The implementation of real-life tasks was also part of the corpus. The study of J. C. C. Chen (2020) incorporated meaningful, real-life tasks to the syllabus with students who wished to practise their English with other speakers around the world in VIRTLANTIS in SL, and the study of Yu et al. (2020) with five tasks embedded in a Technology Assisted Language Course at a public university in northern Taiwan. Finally, Wang et al. (2021) provided undergraduate students of Chinese language in an Australian university with access to a non-compulsory, extra-curricular, online activity space based on the principles of Task-Based Language Learning (TBLL). The activity space included customised language and culture learning tasks based on the textbook and designed on the Chinese Island (CI) in SL and a custom-built website “Virtual Chinese” on Moodle, with instructions, language quizzes and direct access links to locations on the CI. Similarly, the study of Sydorenko et al. (2021) required the communication with various speakers-language learners in real-world contexts
Other instructional design implementations in the corpus varied widely. Yeh at al. (2020) engaged EFL students in the process of making VR content to enhance their intracultural learning through a VR application in an 18-week project. After choosing three tourist sites for their VR presentations, the students were taught how to use the application to make panoramas and interactive features. The second stage involved the students composing their content and applying what they had learnt into practice with the aid of their instructors. During the final stage, the students engaged in a peer reviewing process and completed questionnaires for their responses. In the study of Yeh and Tseng (2020), project-based learning (PBL) was adopted as an educational framework to support students' improvement in multimodal literacy. The PBL approach's objective is to have students work with peers to create artifacts. The end product was an augmented reality (AR) software for tourists that allowed users to use their phones to locate specific points of interest and interact with those areas once they were there (Yeh & Tseng, 2020).

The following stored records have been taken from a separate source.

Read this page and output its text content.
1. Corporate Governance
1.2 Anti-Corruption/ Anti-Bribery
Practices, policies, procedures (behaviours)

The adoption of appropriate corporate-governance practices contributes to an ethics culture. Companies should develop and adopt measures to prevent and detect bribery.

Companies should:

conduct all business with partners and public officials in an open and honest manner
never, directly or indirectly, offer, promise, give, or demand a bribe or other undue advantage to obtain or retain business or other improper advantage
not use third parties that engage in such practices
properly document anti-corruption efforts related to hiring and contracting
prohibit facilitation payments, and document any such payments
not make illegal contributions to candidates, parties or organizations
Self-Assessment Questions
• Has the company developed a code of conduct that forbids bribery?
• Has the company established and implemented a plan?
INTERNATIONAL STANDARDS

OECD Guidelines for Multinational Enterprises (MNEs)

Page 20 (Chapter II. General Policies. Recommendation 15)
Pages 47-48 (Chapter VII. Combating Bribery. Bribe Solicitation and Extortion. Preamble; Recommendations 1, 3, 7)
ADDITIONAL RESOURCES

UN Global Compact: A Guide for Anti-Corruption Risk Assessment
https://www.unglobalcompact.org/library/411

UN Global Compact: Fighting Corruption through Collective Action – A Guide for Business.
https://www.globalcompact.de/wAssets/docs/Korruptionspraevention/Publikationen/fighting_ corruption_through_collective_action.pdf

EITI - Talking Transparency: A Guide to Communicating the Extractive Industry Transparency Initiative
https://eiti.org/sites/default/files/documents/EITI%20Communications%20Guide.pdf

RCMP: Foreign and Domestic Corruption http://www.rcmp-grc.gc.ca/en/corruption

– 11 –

As for the development of communication skills, the study of Jehma (2021) recorded the participation of students in SL after being informed by the teacher of the class objectives and tasks that were to be assigned. Students engaged in oral, written and listening practices based on their tasks, ending with the teacher’s feedback before the class ended. Finally, the implementation of VR for nursing education revolved around communication purposes and improvement of vocabulary. Specifically, the nursing students working in Comunica-Enf in the study of Hara et al. (2021) acted with a virtual scenario and communicated with the patient’s avatar, after a nurse educator executed the keyboard commands to give access to the screens and the patient unit. The scenario closed once the nurse educator understood the student achieved the learning objectives or if the communicative attempt was unsuccessful. In case effective communication was established, the avatar patient accepted to undergo the procedure and the player saw a green light and a smile from the patient.
In the study of Sydorenko et al. (2021), the participants played in groups an AR GPS-enabled place-based game. The game required players to go around a college campus, stopping at each of the five designated sites. The game encouraged participants to record a video report about the specific green technology displayed there once they arrived at a given place (e.g., solar panels, electric vehicles, rain reclamation). Other groups' members could now view the video reports because they had been added to the game. In order to promote discussion between participants, the rules of the game were purposefully vague and open-ended. Participants engaged in extensive discussion and negotiation to reach each of these decisions (Sydorenko et al., 2021).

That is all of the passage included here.